De acordo com informações do Portal Brasil, o crime de racismo implica conduta discriminatória dirigida a determinado grupo ou coletividade e, geralmente, refere-se a crimes mais amplos. Nesses casos, cabe ao Ministério Público a legitimidade para processar o ofensor. O crime pode ser denunciado a qualquer momento e não existe a possibilidade de pagamento de fiança por parte do criminoso. As penas são previstas no Art. 20 da Lei 7.716/89.

Apesar de muitas pessoas confundirem, por haver semelhanças entre os crimes, a injúria racial é diferente de racismo. A injúria consiste em ofender a honra de alguém valendo-se de elementos referentes à raça, cor, etnia, religião ou origem. O alvo é um único indivíduo. No caso do #BBB19, Rodrigo foi um dos participantes que mais foi agredido, por mais que ele tenha tido uma postura conciliadora e educativa com os seus algozes.

A vitória da mineira Paula von Sperling, de 28 anos, com 61,09% dos votos, não foi à toa. Ela diz muito sobre esse momento político do Brasil em que o Presidente legitima o racismo institucional. Apesar dela ter faturado o prêmio de R$ 1,5 milhão, Paula terá que prestar depoimento à Delegacia de Crimes Raciais e Delitos de Intolerância (Decradi), no Rio de Janeiro, e poderá responder criminalmente por suas falas racistas durante toda a temporada e, ainda, ser processada pelos participantes negros que foram atacados no decorrer do programa por injúria racial. 

A segunda colocação do #BBB19 ficou com o catarinense Alan Possamai, de 26 anos, que recebeu 38,91% dos votos e teve uma participação tímida durante a temporada.

Não houve “flores no parquinho”, como suavizou Tiago Leifert nos discurso da final. Houve sim uma postura por parte da direção/edição do #BBB19 (e do próprio apresentador) de negar todo esse debate racial e esquecendo que o racismo não só adoece/mata a população negra, como também a sua invisibilidade contribui para que o crime de injúria racial persista na sociedade com expressões do tipo, “foi só uma brincadeira”, “esse é o meu jeitinho de falar as coisas” ou “o politicamente correto quer inibir a minha liberdade de expressão”. Não. Incitar esse tipo de ódio é crime. Não tem eufemismo, nem panos quentes.

Verdadeiras Flores

Se por um lado as falas racistas e preconceituosas provocavam nojo e vergonha alheia, o público que acompanhou o #BBB19, pode ser apresentado às discussões de autores/pensadores e de debates presentes no Movimento Negro que não tem espaço na mídia por meio dos participantes @GabrielaHebling, 32 anos, de Ribeirão Preto, e de @RodrigoFrança, 40 anos, natural do Rio de Janeiro. 

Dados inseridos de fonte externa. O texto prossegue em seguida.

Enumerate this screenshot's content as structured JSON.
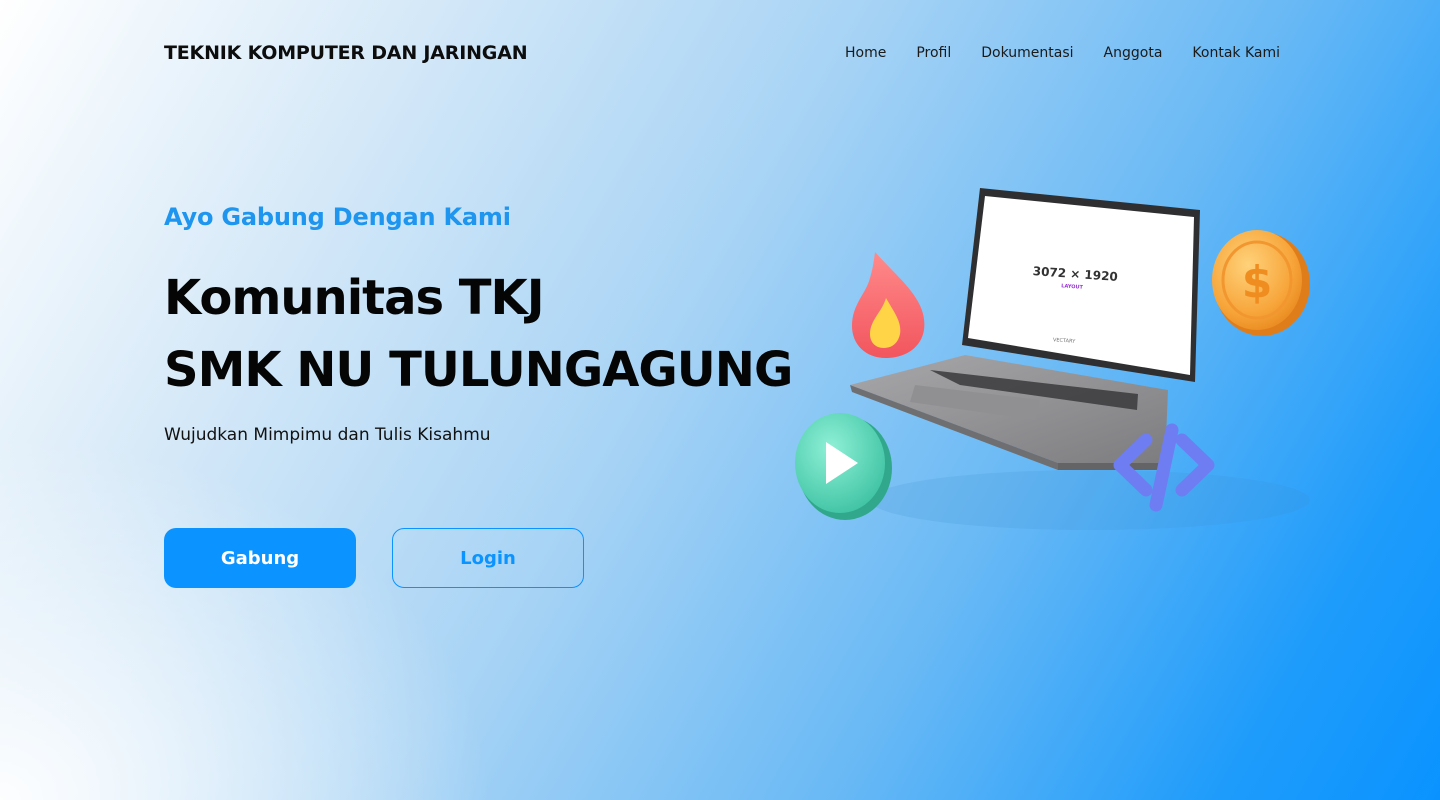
{
  "header": {
    "brand": "TEKNIK KOMPUTER DAN JARINGAN",
    "nav": [
      {
        "label": "Home"
      },
      {
        "label": "Profil"
      },
      {
        "label": "Dokumentasi"
      },
      {
        "label": "Anggota"
      },
      {
        "label": "Kontak Kami"
      }
    ]
  },
  "hero": {
    "eyebrow": "Ayo Gabung Dengan Kami",
    "title_line1": "Komunitas TKJ",
    "title_line2": "SMK NU TULUNGAGUNG",
    "subtitle": "Wujudkan Mimpimu dan Tulis Kisahmu",
    "primary_button": "Gabung",
    "secondary_button": "Login"
  },
  "illustration": {
    "screen_text": "3072 × 1920",
    "screen_subtext": "LAYOUT",
    "screen_footer": "VECTARY",
    "icons": [
      "laptop-icon",
      "fire-icon",
      "dollar-coin-icon",
      "play-icon",
      "code-icon"
    ]
  },
  "colors": {
    "accent": "#0b93ff",
    "eyebrow": "#1e95ee",
    "text": "#050505"
  }
}
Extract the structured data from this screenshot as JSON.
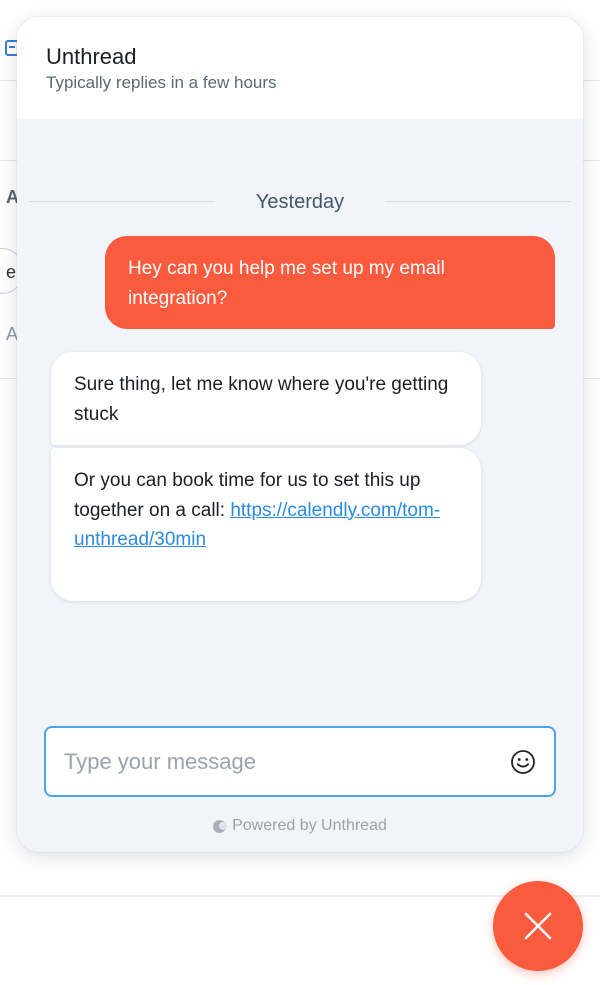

De forma didática e acolhedora, em muitos momentos os dois foram responsáveis por momentos lindos de debates e de verdadeiras aulas sobre empoderamento negro, cidadania e direitos humanos, sem parecer pedante ou dono da verdade.
Gabriela e Rodrigo fizeram a diferença no BBB 19 por fazer os participantes refletirem sobre racismo, machismo, feminismo e direitos LGBTQIA+. Foto: TV Globo / Reprodução. 
Muito criticado por não ter uma postura mais combativa, Rodrigo – que é dramaturgo e cientista social, nos fez parar para pensar várias vezes que não são todas as pessoas brancas que se ligaram que o racismo e a injúria racial são crimes e continuam perpetuando falas e ações por questões de educação familiar e de convivência social. 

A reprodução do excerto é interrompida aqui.